The role of ICP27 phosphorylation on regulating the activities of ICP27 during Herpes simplex virus Type-1 infection

Herpes Simplex Virus Type-1 immediate early protein ICP27 is a 63 kDa phosphoprotein that is essential for viral replication. ICP27 is a multifunctional protein that shuttles between the nucleus and the cytoplasm. The N-terminus of ICP27 contains a leucine rich region (LRR) required for its export to the cytoplasm and a nuclear localization signal (NLS) important for import. We previously reported that ICP27 is phosphorylated at three serine residues located in the N-terminus. Casein Kinase II (CKII) phosphorylates ICP27 at serines 16 and 18, in the LRR. A Protein Kinase A (PKA) site at serine 114 in the NLS was found to be phosphorylated. To study the role of phosphorylation on the activities of ICP27, we constructed serine to alanine and serine to glutamic acid substitution mutations and subsequently, single, double, and triple recombinant viral mutants. In one-step viral growth experiments, viral yields were reduced 2 to 2.5 logs compared to wild type virus for all mutants. In addition, DNA replication and transcription with phosphorylation site mutants were greatly decreased. Immunofluorescence studies showed that the localization of ICP27 during infection with phosphorylation mutants was predominantly nuclear, and ICP27 remained associated with splicing structures even at late times post infection. Formation of transcription/replication compartment did not fully form but abnormal ring-like structures were seen as late as 16 hours post infection.
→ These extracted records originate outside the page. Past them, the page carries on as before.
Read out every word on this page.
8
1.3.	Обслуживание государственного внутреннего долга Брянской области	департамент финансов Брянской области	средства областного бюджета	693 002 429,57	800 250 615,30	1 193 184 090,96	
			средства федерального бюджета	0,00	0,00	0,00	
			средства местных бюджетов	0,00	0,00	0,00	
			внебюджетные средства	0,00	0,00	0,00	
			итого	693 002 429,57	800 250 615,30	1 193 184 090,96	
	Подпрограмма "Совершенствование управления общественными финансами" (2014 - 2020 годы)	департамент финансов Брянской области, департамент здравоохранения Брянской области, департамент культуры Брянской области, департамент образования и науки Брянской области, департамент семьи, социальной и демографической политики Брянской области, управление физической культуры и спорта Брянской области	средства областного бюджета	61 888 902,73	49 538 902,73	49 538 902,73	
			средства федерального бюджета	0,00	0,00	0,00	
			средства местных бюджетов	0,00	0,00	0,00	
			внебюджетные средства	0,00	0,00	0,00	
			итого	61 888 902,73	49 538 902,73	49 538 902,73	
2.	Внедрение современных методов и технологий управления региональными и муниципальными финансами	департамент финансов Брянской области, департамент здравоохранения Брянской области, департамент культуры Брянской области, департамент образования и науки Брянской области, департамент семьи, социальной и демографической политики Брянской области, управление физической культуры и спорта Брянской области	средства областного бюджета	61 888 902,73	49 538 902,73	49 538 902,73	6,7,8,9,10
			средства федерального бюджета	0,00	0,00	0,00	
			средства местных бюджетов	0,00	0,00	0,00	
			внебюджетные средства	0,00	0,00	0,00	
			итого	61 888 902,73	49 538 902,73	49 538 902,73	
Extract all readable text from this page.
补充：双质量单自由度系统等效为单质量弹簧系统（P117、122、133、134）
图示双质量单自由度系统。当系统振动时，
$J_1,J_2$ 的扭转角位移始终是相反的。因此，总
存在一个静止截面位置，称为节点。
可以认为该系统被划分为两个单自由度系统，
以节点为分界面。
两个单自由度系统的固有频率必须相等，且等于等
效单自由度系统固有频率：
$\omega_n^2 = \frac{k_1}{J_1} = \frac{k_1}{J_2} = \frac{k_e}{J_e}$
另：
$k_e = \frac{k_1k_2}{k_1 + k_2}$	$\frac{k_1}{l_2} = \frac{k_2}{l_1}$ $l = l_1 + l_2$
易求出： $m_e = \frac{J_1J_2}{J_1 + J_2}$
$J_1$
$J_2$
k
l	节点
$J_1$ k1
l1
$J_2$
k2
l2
Wild type ICP27 interacts with cellular RNA polymerase II (RNAP II) and recruits RNAP II to viral transcription/replication compartments. In infections with phosphorylation site mutants, RNAP II was diffusely distributed throughout the nucleus with some recruitment to ICP4-ring-like structures.;Immunofluorescence studies also showed that the phosphoserine-2 form of RNAP II was not degraded and Hsc70 nuclear foci were absent in infections with the ICP27 phosphorylation mutants. Aly/REF was not found to colocalize with mutant ICP27 or recruited to viral transcription/replication compartments. ICP27 phosphorylation site mutants did not colocalize with TAP/NXF1. Together these data demonstrate that ICP27's interactions with RNAP II, Hsc70, Aly/REF, and TAP/NXF1 are adversely affected by the phosphorylation site mutations, suggesting that phosphorylation may regulate ICP27's functional interactions during infection.